With the whole weight of the situation setting in, I started coming up with a plan. The first thing to do was to try and find a cell signal. By this time I was out of the main city, so i flipped around and headed back into the chaos that is Hanoi, keeping my eyes peeled for Bree coming in the opposing direction and not taking comfort in the ambulances that would scream by. By the time I had traced the steps all of the way back to our starting point where our guide left us, however, I still had no signal. So much for that idea. Since I was now able to retrace our steps, i was able to head back toward the outskirts of town and verify that Bree had not planted on the curb.
Unfortunately, she had not planted. By this point I was absolutely terrified for her, as she had no (knowledge of) money for food and could not even make it to our final destination on the amount of fuel we had. What more could I do, though? I had now determined that she was either a) in the hospital or b) 2 hours ahead of me given the time take in waiting and backtracking. With that in mind, the only option that I could do anything about was to try to catch up, so I cranked on the throttle and took off for Mau Chai.
By this point it was late in the afternoon and something like five hours had gone by since I saw Ben last.

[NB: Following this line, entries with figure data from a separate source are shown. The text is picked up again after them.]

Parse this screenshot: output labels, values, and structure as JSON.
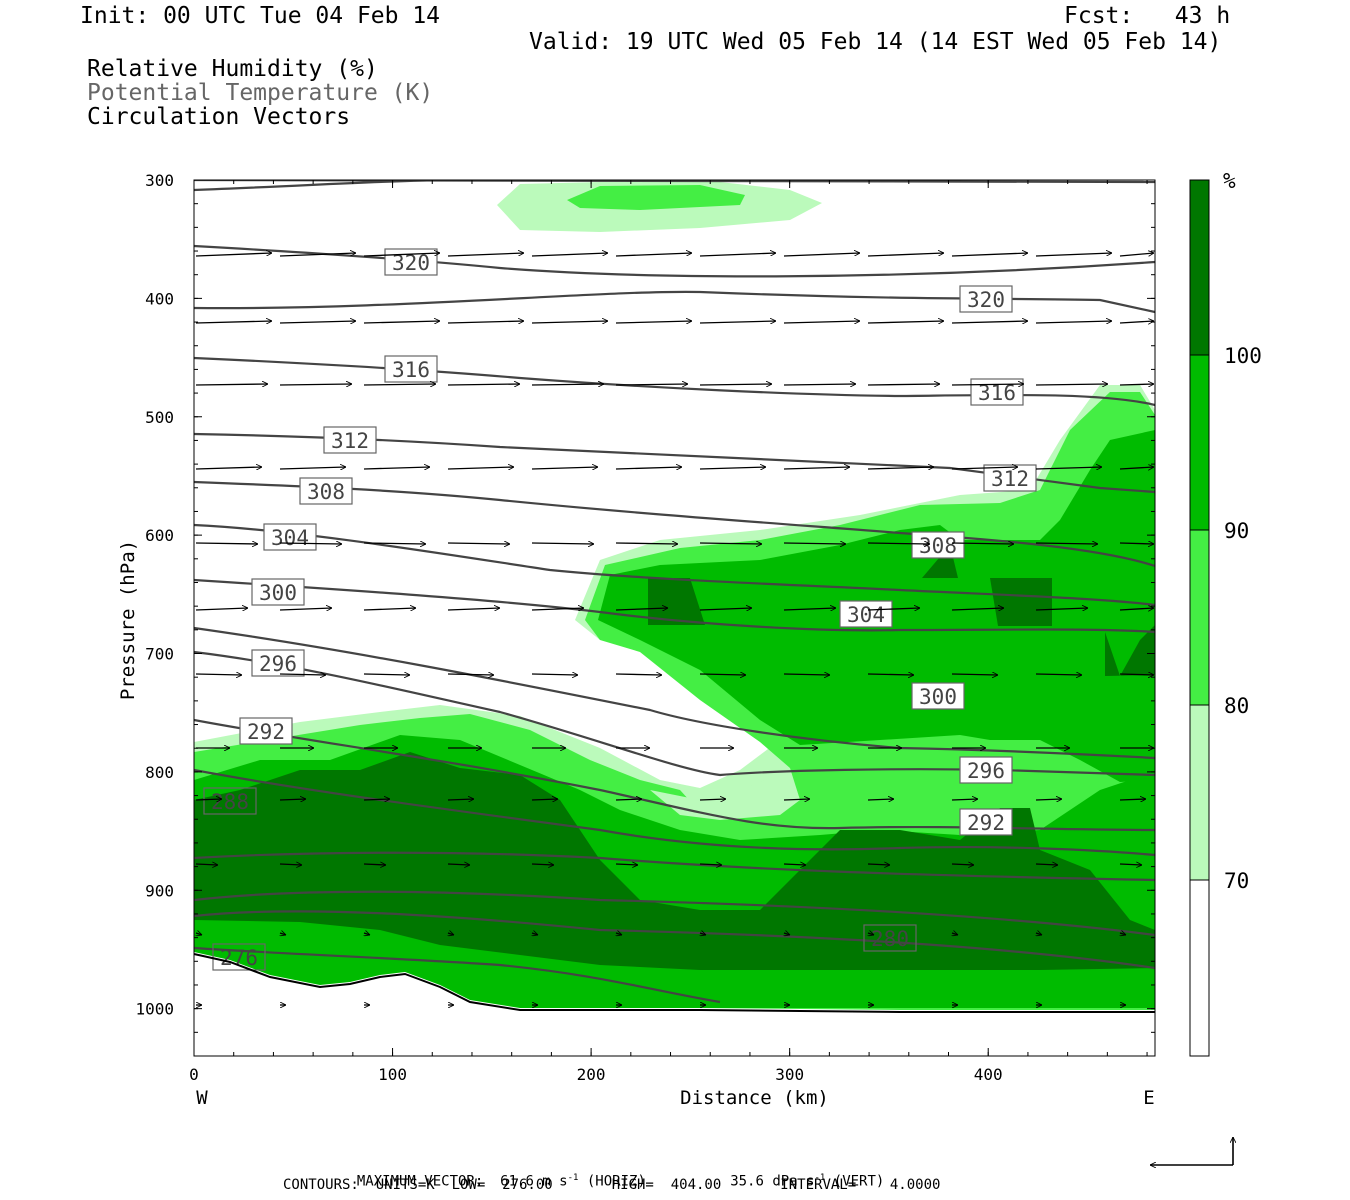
{
  "header": {
    "init": "Init: 00 UTC Tue 04 Feb 14",
    "fcst": "Fcst:   43 h",
    "valid": "Valid: 19 UTC Wed 05 Feb 14 (14 EST Wed 05 Feb 14)",
    "fields": [
      "Relative Humidity (%)",
      "Potential Temperature (K)",
      "Circulation Vectors"
    ]
  },
  "chart_data": {
    "type": "cross-section",
    "xlabel": "Distance (km)",
    "ylabel": "Pressure (hPa)",
    "xlim": [
      0,
      484
    ],
    "ylim": [
      300,
      1040
    ],
    "x_ticks": [
      "0",
      "100",
      "200",
      "300",
      "400"
    ],
    "y_ticks": [
      "300",
      "400",
      "500",
      "600",
      "700",
      "800",
      "900",
      "1000"
    ],
    "x_ends": {
      "left": "W",
      "right": "E"
    },
    "colorbar": {
      "unit": "%",
      "levels": [
        "70",
        "80",
        "90",
        "100"
      ],
      "colors": [
        "#ffffff",
        "#bbfabb",
        "#44ee44",
        "#00bb00",
        "#007700"
      ]
    },
    "theta_label_values": [
      "320",
      "320",
      "316",
      "316",
      "312",
      "312",
      "308",
      "308",
      "304",
      "304",
      "300",
      "300",
      "296",
      "296",
      "292",
      "292",
      "288",
      "280",
      "276"
    ],
    "footer": {
      "line1_label": "MAXIMUM VECTOR:",
      "horiz_value": "61.6 m s",
      "horiz_unit": "(HORIZ)",
      "vert_value": "35.6 dPa s",
      "vert_unit": "(VERT)",
      "exponent": "-1",
      "line2": "CONTOURS:  UNITS=K  LOW=  276.00       HIGH=  404.00       INTERVAL=    4.0000"
    }
  }
}
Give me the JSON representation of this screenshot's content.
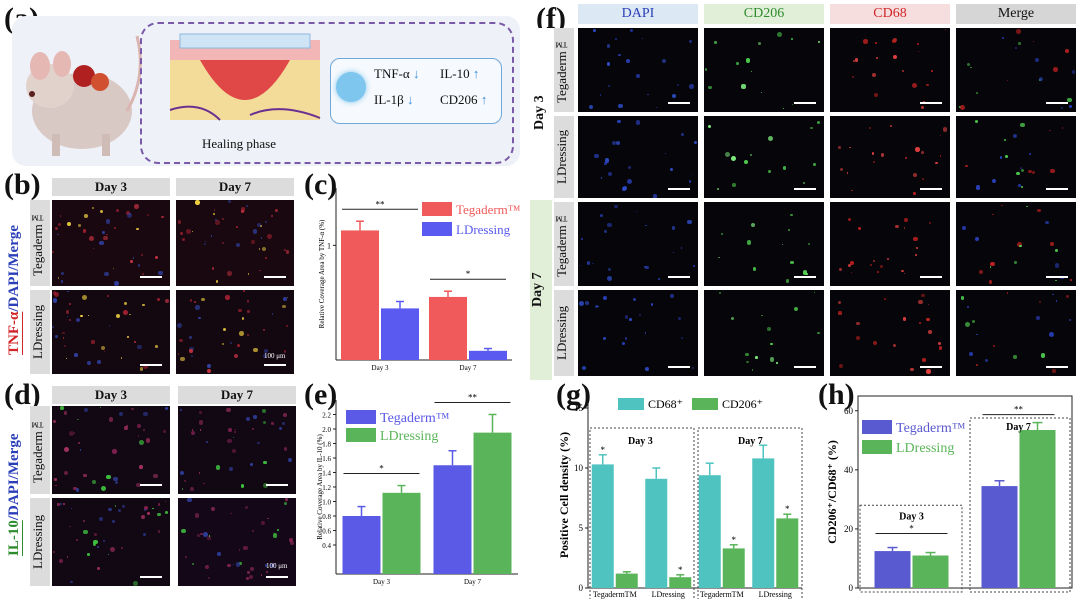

I was starting to wonder if I’d ever find a place to sleep or how I would ever contact the Embassy or my family. Suddenly, the gas station attendants broke my transfixed gaze on the road pointing something about a guy who had just driven down the road and then turned around and come back. I had no idea what they were talking about and I was skeptical that they could recognize my husband with a helmet and jacket on and no description about what he looked like, but I ran out to the road anyway. I was desperate.
By the time I reached the road, I spotted him. Ben rolled into the parking lot and I had to use my best self restraining not to pull him off his bike and hug him to death. I don’t think I’ve ever been so happy to see anyone in all my life.
Reunited, wee let my new friends fill our tanks with gas and Ben tried to pay for the water and the use of their phone. They handed the money back to him, insistent that my water and their kindness was free of charge. Their kindness and generosity in thee middle of my crisis is something I won’t ever forget.